Many people in Aotearoa New Zealand would agree it is appropriate that we now have a public holiday that reflects the traditional culture of this nation’s indigenous people.

The winter appearance of the Matariki constellation (Pleiades) marked the Māori New Year. This is often broadly explained as a time a time of harvest and of planting, of remembering those who have died in the last year, of celebrating our loved ones, and of looking ahead in hope.

Such general themes likely resonate with most people, and are not inconsistent with Christian faith.

However, what makes Matariki complicated for Christians – Māori or otherwise – is that this festival was traditionally associated with mythological stories about the Matariki stars as deities, and incantations and ritual thank offerings of food to those divinised Matariki stars.

Obviously, Christians cannot ever recognise stars as divine entities (Deuteronomy 4:19 expressly forbids that), and in Exodus 20:3 the First Commandment insists that believers must recognise ‘no other god’.

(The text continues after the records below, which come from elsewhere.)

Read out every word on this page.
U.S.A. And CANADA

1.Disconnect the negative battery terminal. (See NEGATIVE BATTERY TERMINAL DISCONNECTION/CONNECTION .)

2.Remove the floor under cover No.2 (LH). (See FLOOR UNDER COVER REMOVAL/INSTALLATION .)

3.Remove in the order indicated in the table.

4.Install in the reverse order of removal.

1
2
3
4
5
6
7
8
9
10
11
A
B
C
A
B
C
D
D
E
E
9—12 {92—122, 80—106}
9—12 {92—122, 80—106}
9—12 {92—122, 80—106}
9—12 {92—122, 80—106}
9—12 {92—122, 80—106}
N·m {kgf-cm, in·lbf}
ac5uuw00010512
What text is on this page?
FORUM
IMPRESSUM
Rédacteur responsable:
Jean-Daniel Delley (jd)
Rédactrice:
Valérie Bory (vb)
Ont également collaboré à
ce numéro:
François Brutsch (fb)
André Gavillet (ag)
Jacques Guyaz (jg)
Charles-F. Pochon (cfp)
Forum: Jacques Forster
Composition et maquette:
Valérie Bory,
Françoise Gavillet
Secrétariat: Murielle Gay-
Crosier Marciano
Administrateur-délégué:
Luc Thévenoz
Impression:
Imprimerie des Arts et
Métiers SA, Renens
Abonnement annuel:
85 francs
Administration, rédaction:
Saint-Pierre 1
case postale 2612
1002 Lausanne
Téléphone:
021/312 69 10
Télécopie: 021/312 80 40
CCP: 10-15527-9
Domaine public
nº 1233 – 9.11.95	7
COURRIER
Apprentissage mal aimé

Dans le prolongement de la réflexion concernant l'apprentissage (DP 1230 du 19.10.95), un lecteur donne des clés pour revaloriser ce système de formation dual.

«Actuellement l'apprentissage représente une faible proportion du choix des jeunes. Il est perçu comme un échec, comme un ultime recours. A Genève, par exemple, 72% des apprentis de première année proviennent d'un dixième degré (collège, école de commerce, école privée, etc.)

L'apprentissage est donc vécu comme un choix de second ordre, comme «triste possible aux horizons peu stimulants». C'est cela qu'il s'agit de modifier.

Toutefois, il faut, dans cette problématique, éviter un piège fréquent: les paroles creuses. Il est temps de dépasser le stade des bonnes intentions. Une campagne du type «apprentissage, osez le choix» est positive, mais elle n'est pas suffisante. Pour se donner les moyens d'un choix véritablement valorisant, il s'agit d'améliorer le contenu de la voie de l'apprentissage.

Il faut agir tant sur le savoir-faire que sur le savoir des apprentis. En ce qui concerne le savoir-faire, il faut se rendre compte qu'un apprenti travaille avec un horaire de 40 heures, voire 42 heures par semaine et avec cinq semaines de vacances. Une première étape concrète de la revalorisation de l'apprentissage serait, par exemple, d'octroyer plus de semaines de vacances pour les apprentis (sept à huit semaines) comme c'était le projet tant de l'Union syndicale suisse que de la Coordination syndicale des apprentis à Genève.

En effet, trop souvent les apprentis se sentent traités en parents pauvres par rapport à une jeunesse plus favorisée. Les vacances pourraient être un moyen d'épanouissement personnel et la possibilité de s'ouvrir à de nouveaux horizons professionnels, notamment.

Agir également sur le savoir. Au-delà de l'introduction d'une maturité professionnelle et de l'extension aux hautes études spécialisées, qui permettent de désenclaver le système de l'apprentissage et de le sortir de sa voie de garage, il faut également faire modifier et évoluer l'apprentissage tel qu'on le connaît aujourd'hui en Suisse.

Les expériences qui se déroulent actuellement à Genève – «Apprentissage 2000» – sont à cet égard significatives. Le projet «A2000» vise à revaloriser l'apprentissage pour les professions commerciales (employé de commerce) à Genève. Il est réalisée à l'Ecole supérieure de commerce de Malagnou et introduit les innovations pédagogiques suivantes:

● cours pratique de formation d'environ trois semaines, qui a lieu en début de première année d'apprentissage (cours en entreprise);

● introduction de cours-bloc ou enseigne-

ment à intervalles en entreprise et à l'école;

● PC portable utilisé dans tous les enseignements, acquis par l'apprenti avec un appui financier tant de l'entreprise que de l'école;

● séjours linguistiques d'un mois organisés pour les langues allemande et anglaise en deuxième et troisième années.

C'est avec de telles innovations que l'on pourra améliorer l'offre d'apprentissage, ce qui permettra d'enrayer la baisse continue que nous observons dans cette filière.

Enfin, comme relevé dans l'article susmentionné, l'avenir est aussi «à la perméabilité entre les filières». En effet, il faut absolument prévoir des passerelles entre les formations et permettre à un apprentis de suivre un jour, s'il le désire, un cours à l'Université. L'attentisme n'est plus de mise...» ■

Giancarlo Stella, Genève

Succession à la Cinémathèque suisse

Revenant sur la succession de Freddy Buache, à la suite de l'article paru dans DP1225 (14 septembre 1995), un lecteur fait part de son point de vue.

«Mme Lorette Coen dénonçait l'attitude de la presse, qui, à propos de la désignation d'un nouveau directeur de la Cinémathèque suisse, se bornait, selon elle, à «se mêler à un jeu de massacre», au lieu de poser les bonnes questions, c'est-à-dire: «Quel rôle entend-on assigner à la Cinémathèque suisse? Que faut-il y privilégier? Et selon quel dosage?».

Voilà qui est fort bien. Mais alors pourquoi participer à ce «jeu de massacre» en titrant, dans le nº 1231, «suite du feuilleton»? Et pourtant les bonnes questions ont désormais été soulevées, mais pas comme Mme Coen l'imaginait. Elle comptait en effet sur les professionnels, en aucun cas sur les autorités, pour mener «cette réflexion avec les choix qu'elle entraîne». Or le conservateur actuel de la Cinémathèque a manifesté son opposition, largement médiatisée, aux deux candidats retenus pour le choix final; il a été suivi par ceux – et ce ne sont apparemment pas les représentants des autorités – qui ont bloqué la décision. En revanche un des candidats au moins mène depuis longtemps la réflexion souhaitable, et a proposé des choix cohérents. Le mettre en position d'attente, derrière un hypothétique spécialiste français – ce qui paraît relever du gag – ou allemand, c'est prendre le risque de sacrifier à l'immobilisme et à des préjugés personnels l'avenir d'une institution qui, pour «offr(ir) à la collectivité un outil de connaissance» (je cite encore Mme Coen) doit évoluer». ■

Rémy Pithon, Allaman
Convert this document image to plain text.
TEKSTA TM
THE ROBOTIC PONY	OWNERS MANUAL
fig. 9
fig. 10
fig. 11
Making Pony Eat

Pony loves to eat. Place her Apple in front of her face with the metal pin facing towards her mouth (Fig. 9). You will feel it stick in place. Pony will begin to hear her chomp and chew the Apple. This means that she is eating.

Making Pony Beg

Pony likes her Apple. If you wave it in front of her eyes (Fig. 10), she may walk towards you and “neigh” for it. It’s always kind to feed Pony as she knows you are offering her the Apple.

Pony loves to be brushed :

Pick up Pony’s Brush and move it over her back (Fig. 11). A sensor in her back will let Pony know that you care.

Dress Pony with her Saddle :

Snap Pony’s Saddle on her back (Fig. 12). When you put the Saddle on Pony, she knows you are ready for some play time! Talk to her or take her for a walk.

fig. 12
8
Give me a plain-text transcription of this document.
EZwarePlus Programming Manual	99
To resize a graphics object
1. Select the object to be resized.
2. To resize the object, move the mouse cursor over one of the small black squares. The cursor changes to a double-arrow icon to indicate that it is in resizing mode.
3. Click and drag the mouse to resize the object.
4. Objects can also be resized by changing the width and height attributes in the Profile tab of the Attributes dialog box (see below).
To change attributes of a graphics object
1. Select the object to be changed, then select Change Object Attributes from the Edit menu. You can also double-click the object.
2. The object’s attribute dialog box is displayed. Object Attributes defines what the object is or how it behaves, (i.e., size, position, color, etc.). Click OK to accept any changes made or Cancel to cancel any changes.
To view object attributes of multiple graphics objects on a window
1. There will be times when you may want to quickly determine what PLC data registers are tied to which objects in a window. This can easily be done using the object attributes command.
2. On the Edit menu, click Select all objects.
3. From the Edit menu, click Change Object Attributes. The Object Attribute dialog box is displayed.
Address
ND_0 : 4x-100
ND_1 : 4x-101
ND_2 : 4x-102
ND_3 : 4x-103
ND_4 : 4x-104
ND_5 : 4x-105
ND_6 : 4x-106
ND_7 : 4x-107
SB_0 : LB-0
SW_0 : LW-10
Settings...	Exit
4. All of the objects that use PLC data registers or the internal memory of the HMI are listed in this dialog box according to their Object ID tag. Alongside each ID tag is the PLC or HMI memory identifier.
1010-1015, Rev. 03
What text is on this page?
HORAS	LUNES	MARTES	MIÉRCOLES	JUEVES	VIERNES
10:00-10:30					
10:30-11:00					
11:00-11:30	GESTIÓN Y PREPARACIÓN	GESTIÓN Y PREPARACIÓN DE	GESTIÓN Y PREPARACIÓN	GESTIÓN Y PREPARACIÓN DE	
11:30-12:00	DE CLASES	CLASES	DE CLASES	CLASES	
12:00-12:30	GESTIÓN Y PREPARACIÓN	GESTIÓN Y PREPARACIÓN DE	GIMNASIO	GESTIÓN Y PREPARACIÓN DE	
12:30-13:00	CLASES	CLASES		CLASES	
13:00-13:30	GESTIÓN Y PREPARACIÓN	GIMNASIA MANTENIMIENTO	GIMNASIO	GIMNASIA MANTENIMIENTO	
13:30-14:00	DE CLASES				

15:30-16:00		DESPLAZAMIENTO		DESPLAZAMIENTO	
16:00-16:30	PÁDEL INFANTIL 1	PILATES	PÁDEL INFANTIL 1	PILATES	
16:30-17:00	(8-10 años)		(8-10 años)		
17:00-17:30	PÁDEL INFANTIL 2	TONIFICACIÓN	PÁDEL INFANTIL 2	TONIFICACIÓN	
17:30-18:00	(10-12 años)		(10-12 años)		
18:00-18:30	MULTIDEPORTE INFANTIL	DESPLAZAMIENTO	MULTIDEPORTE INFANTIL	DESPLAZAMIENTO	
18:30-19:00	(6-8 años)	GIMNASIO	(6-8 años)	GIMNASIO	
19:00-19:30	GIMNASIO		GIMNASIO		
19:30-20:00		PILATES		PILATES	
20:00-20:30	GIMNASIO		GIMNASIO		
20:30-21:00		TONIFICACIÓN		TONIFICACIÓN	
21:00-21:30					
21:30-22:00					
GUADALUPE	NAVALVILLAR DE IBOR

Christians can give thanks and praise only to the one true and living God, who created both the heavens (stars) and the earth (Gen.1:1). When we gaze at the stars, and see afresh the grandeur and beauty of nature, our only response can be to worship the infinite and glorious Creator God who made all things (Psalms 19:1, 8:1,3,9).

As we wrote last year: ‘Every culture in the world has aspects which are positive and good, and every culture (including Western culture) has aspects which are harmful and idolatrous. All Christians need to be spiritually discerning about their own culture, and every culture needs transformation through Christ’.

Across the world, syncretism (i.e. mixing one religion with elements of another) is a common phenomenon. Christians in some cultures sometimes mix their faith with elements of pre-Christian beliefs and practices, and western Christians often syncretise their faith with secular values and ideologies. Whatever our background and culture, let us all worship Christ alone (Rev. 5:13)!

Dr Stuart Laing is Chairman of the New Zealand Christian Network.